Cloud-based software can also offer features like simple user interfaces built on rich automation and heuristic analysis technology. Currently, underwriters and analysts spend vast amounts of time preparing and auditing models and usually do not find mistakes in the model until after it is completed. Analysts take 6-12 months of training to become effective, and spend 20-35 hours per week modeling, with an average of 195 minutes dedicated to fully audit a model. Much of these intensive activities could be enhanced by smarter software automation which free up analysts and underwriters to evaluate more properties and deals than they currently are able to.
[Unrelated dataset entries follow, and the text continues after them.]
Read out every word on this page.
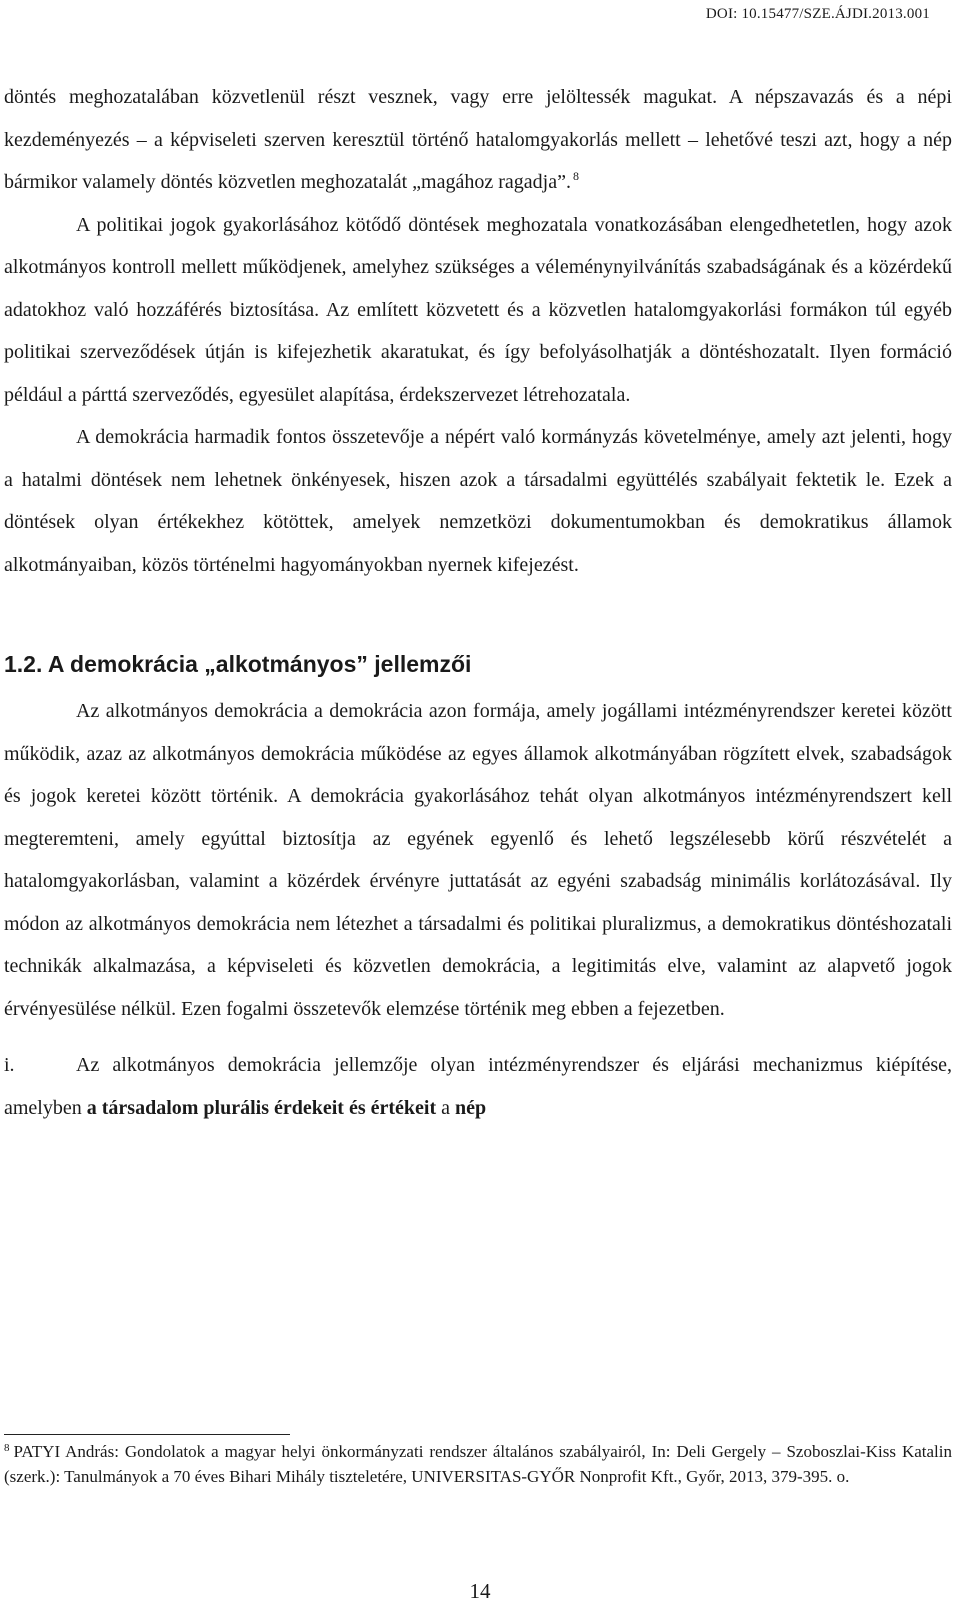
DOI: 10.15477/SZE.ÁJDI.2013.001

döntés meghozatalában közvetlenül részt vesznek, vagy erre jelöltessék magukat. A népszavazás és a népi kezdeményezés – a képviseleti szerven keresztül történő hatalomgyakorlás mellett – lehetővé teszi azt, hogy a nép bármikor valamely döntés közvetlen meghozatalát „magához ragadja”. $^8$

A politikai jogok gyakorlásához kötődő döntések meghozatala vonatkozásában elengedhetetlen, hogy azok alkotmányos kontroll mellett működjenek, amelyhez szükséges a véleménynyilvánítás szabadságának és a közérdekű adatokhoz való hozzáférés biztosítása. Az említett közvetett és a közvetlen hatalomgyakorlási formákon túl egyéb politikai szerveződések útján is kifejezhetik akaratukat, és így befolyásolhatják a döntéshozatalt. Ilyen formáció például a párttá szerveződés, egyesület alapítása, érdekszervezet létrehozatala.

A demokrácia harmadik fontos összetevője a népért való kormányzás követelménye, amely azt jelenti, hogy a hatalmi döntések nem lehetnek önkényesek, hiszen azok a társadalmi együttélés szabályait fektetik le. Ezek a döntések olyan értékekhez kötöttek, amelyek nemzetközi dokumentumokban és demokratikus államok alkotmányaiban, közös történelmi hagyományokban nyernek kifejezést.

1.2. A demokrácia „alkotmányos” jellemzői

Az alkotmányos demokrácia a demokrácia azon formája, amely jogállami intézményrendszer keretei között működik, azaz az alkotmányos demokrácia működése az egyes államok alkotmányában rögzített elvek, szabadságok és jogok keretei között történik. A demokrácia gyakorlásához tehát olyan alkotmányos intézményrendszert kell megteremteni, amely egyúttal biztosítja az egyének egyenlő és lehető legszélesebb körű részvételét a hatalomgyakorlásban, valamint a közérdek érvényre juttatását az egyéni szabadság minimális korlátozásával. Ily módon az alkotmányos demokrácia nem létezhet a társadalmi és politikai pluralizmus, a demokratikus döntéshozatali technikák alkalmazása, a képviseleti és közvetlen demokrácia, a legitimitás elve, valamint az alapvető jogok érvényesülése nélkül. Ezen fogalmi összetevők elemzése történik meg ebben a fejezetben.

i.	Az alkotmányos demokrácia jellemzője olyan intézményrendszer és eljárási mechanizmus kiépítése, amelyben a társadalom plurális érdekeit és értékeit a nép

$^8$ PATYI András: Gondolatok a magyar helyi önkormányzati rendszer általános szabályairól, In: Deli Gergely – Szoboszlai-Kiss Katalin (szerk.): Tanulmányok a 70 éves Bihari Mihály tiszteletére, UNIVERSITAS-GYŐR Nonprofit Kft., Győr, 2013, 379-395. o.
14
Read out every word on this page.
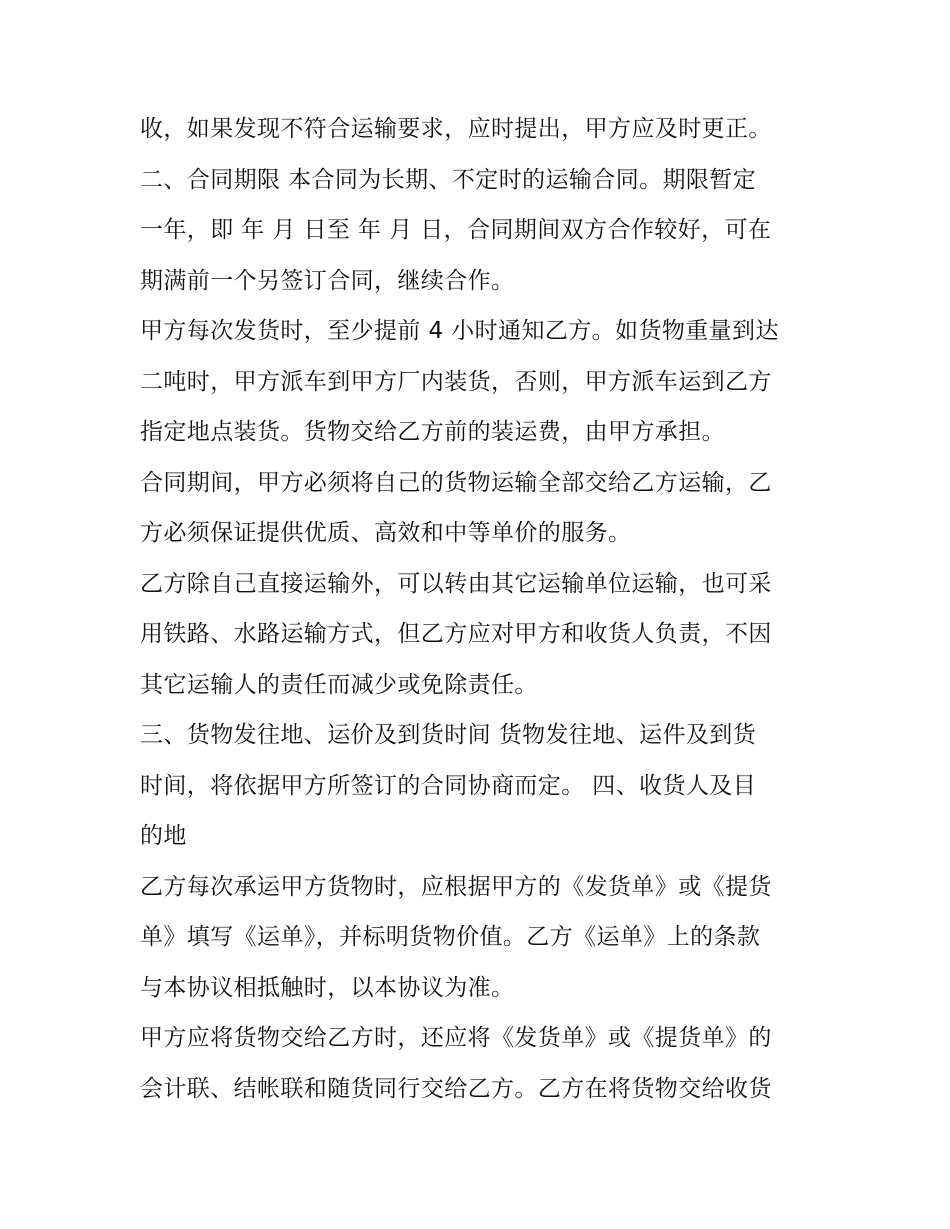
收，如果发现不符合运输要求，应时提出，甲方应及时更正。

二、合同期限 本合同为长期、不定时的运输合同。期限暂定

一年，即 年 月 日至 年 月 日，合同期间双方合作较好，可在

期满前一个另签订合同，继续合作。

甲方每次发货时，至少提前 4 小时通知乙方。如货物重量到达

二吨时，甲方派车到甲方厂内装货，否则，甲方派车运到乙方

指定地点装货。货物交给乙方前的装运费，由甲方承担。

合同期间，甲方必须将自己的货物运输全部交给乙方运输，乙

方必须保证提供优质、高效和中等单价的服务。

乙方除自己直接运输外，可以转由其它运输单位运输，也可采

用铁路、水路运输方式，但乙方应对甲方和收货人负责，不因

其它运输人的责任而减少或免除责任。

三、货物发往地、运价及到货时间 货物发往地、运件及到货

时间，将依据甲方所签订的合同协商而定。 四、收货人及目

的地

乙方每次承运甲方货物时，应根据甲方的《发货单》或《提货

单》填写《运单》，并标明货物价值。乙方《运单》上的条款

与本协议相抵触时，以本协议为准。

甲方应将货物交给乙方时，还应将《发货单》或《提货单》的

会计联、结帐联和随货同行交给乙方。乙方在将货物交给收货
Serving a one-two punch to disruptive threats
The economies-of-scale with the current approach to financial modeling are unsustainable and lack scalability on many levels, but the time spent on mundane tasks by highly trained and experienced professionals is perhaps the most significant. The human capital and opportunity costs in this area are enormous, and by taking such fundamental steps as moving financial underwriting and valuation analytics software to the cloud can help real estate firms and professional break down data silos and enhance the frequency and accuracy of critical financial analysis and reporting. Today’s players in commercial real estate have the opportunity to serve a one-two punch to disruptive threats: increased efficiency and productivity alongside modern easy to use cloud-based software which can unlock and manage data across a variety of analyses.